I have a system with two identical NVIDIA RTX A4000 GPUs. The display is initialized only on the second GPU. As expected, nvidia-smi reports the correct memory utilization, indicating that the second GPU has less free memory. However, I observed that the cudaMemGetInfo function from the CUDA runtime library incorrectly returns the same values for both GPUs. In contrast, the nvmlDeviceGetMemoryInfo function from the NVML library correctly reflects the information reported by nvidia-smi. Which function should I rely on for an accurate estimation of free memory? My objective is to programatically select the optimal GPU for high-performance computations based on available memory.
Which operating system? Which driver model?
Windows, Driver Version: 537.70, Driver Model WDDM.
The WDDM driver model maintains a virtual memory system for the GPU memory. It can oversubscribe that memory. When a display GPU is being used for CUDA, the CUDA subsystem uses the WDDM driver to get access to the GPU. Therefore the report is a function of what WDDM is telling the CUDA subsystem. If WDDM chooses to report some value higher than what you believe is “actually available” on the GPU, there isn’t much you can do about it. It might be that WDDM intends to actually make that much memory available to CUDA, and via oversubscription, it may be in fact possible.
Thank you very much for the clarification. I still have two questions:
- Does cudaMemGetInfo return the correct values for TCC driver model?
- Does nvmlDeviceGetMemoryInfo return correct values for both WDDM and TCC driver models ? As I mentioned above, I find that the estimation of free memory using nvmlDeviceGetMemoryInfo is pretty much accurate even for WDDM driver models.

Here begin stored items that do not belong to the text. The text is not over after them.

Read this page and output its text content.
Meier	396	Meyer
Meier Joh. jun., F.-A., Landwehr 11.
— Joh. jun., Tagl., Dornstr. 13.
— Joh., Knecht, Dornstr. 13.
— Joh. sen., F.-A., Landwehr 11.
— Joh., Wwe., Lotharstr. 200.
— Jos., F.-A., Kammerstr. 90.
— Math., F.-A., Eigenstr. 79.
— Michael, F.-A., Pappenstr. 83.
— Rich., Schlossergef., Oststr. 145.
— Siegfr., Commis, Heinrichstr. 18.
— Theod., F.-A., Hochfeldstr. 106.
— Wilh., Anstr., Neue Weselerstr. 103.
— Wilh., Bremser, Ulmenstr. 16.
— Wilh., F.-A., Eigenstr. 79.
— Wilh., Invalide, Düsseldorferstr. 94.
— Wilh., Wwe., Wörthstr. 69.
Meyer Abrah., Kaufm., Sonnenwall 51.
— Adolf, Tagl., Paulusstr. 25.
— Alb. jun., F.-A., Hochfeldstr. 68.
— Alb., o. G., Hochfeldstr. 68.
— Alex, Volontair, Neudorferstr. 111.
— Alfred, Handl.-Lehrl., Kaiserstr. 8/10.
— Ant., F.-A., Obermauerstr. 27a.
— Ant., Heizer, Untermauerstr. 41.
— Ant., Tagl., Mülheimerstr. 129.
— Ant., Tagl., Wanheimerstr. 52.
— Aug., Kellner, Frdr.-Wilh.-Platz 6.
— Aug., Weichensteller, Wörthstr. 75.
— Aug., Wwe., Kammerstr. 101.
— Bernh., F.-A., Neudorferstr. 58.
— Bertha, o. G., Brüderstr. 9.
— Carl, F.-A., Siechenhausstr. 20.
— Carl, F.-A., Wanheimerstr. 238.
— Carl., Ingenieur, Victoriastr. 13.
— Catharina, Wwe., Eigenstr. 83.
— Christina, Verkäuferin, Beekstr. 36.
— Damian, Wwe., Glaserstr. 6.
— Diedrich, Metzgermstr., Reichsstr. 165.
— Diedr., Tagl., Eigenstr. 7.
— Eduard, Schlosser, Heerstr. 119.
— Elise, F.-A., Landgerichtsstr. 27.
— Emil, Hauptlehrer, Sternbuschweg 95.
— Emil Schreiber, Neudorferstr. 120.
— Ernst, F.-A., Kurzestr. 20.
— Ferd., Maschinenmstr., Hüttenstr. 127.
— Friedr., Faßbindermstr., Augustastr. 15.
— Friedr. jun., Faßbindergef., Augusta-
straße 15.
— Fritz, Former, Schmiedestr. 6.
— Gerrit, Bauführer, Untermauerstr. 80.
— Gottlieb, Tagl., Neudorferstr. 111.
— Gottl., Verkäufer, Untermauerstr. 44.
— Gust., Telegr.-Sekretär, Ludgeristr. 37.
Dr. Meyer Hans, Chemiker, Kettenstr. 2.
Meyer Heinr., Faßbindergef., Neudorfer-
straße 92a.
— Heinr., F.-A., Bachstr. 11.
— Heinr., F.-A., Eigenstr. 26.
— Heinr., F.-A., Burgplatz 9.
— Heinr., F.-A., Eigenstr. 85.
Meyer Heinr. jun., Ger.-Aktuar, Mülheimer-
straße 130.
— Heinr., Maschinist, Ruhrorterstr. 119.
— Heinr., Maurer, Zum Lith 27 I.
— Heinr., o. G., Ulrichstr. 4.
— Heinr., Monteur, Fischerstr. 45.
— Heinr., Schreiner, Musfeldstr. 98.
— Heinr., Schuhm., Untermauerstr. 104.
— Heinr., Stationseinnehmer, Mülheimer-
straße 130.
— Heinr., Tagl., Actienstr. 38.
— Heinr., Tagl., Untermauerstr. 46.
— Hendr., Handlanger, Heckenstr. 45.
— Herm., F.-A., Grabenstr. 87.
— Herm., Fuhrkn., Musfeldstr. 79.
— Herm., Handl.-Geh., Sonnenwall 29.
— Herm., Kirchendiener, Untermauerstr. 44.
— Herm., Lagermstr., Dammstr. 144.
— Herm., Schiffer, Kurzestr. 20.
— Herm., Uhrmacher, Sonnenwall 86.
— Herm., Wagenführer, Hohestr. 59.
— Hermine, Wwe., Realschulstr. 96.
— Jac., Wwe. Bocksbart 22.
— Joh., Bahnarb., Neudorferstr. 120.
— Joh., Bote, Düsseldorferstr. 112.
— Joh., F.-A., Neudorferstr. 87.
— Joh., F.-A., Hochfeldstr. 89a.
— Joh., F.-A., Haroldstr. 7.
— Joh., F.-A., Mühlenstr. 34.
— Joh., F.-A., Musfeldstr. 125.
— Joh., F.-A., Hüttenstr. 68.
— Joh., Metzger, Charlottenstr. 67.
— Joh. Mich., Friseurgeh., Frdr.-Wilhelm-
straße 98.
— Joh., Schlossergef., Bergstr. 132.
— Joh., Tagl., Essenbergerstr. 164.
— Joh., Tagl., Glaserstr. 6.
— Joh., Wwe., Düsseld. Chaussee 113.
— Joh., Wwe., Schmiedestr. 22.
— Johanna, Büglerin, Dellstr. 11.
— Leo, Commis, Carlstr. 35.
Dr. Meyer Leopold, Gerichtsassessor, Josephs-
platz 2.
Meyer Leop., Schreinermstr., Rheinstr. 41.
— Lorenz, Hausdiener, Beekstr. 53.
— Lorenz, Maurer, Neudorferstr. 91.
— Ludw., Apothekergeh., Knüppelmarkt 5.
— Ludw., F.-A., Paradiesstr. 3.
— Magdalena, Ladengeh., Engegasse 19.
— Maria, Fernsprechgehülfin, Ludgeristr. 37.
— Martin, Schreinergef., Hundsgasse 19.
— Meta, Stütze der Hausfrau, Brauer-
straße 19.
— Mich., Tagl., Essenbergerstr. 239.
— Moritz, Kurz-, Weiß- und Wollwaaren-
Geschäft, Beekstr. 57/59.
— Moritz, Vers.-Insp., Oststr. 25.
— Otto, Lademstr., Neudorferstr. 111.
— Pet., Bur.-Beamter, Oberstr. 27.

my claim is that all the functions in question return correct values, in all cases and situations.
I’ve explained why I think the WDDM case may not line up with your expectations or may not line up with some other function. That doesn’t mean it is incorrect, although I don’t wish to argue that point. Just stating my opinion.
I personally would not use the incorrect label for anything I see here.
OK. Instead of correct/incorrect values, I should have stated that the most reliable values of the free memory in order to programatically select the optimal GPU for high-performance computations. On which function can I rely on to achieve this?
Can you allocate as much memory as is stated by cudaMemGetInfo?
Is the performance worse than, when allocating the amount from nvmlDeviceGetMemoryInfo?
I know, you would like to get some official recommendation from Nvidia.
I’m not sure what that means. I use memory size as a measure of capability, not optimality.
If a set of GPUs are equally capable (i.e. the memory size is enough) then the determinant of optimality would be other factors like expected performance, which don’t have anything to do with memory size.
From a reliability standpoint, the only sense I can make is “can I reliably allocate the indicated memory?” No. You cannot. Not in any case, in any setting, using either of the functions, for any OS.
Its well discussed on various forums that you cannot allocate reliably the full indicated amount of memory whether that is indicated via nvml or via CUDA. If you then want to discuss “well how close can I get to that limit?” I have no information. I don’t know any reason that you could not get within some delta of the limit suggested by CUDA (or WDDM, if you prefer) or the limit suggested by NVML. I don’t know how to compare those deltas, except experimentally. I know of no documentation or guidance in this area.
Just to be clear, the original premise reported in this thread was that on WDDM, the report from cudaMemGetInfo
may be higher than expected. I agree with that, and have observed it myself, and I believe it is due to WDDM VMM including oversubscription, and I believe in some cases from a CUDA perspective you can allocate “based on” that info. That is, you can allocate more than you might otherwise think, based on your own accounting of what should be in the GPU memory. And I don’t know of any critical reasons not to do that. Sure, it will involve some memory swapping, but from an ML perspective, capability is king for the vast majority of users posting on forums, and more memory == more capability in the ML space in general/as a whole. Perhaps also in HPC.
I am sorry for not providing sufficient background information earlier to clarify my situation. I have two identical GPUs and want to run two single-GPU applications, A and B. Application A involves both graphics rendering and numerical computations. During its execution, Application A launches Application B, which performs only numerical computations. However, I cannot control which GPU Application A selects for rendering.
To avoid a scenario where both applications run on the same GPU—causing operations to queue while the second GPU remains idle—I want to automatically determine the index of the idle GPU and ensure Application B runs on it. My only available metric for this decision is the estimated free memory of each GPU. I can reasonably assume that the GPU used by Application A for rendering and computations will have less free memory. Ideally, I could switch the non-display GPU’s driver mode to TCC, enabling me to use NVML to identify it. In this case, Application A would use the WDDM GPU for rendering. However, this approach may not be feasible for all users due to various constraints. As a result, I need a method to select the appropriate GPU even when both are operating in WDDM mode. The free memory estimation is purely for selecting the GPU; I am not concerned about whether I can fully allocate the available memory.
each GPU has a UUID which is queryable using NVML. Use that along with host-based IPC of your choice to let the pair of applications choose together how to run. In nearly all of these cases I suggest using deterministic methods rather than inferential methods to determine what GPU to run on.
I don’t have any further information about how to better interpret memory info.
Can you set an environment variable? → CUDA_VISIBLE_DEVICES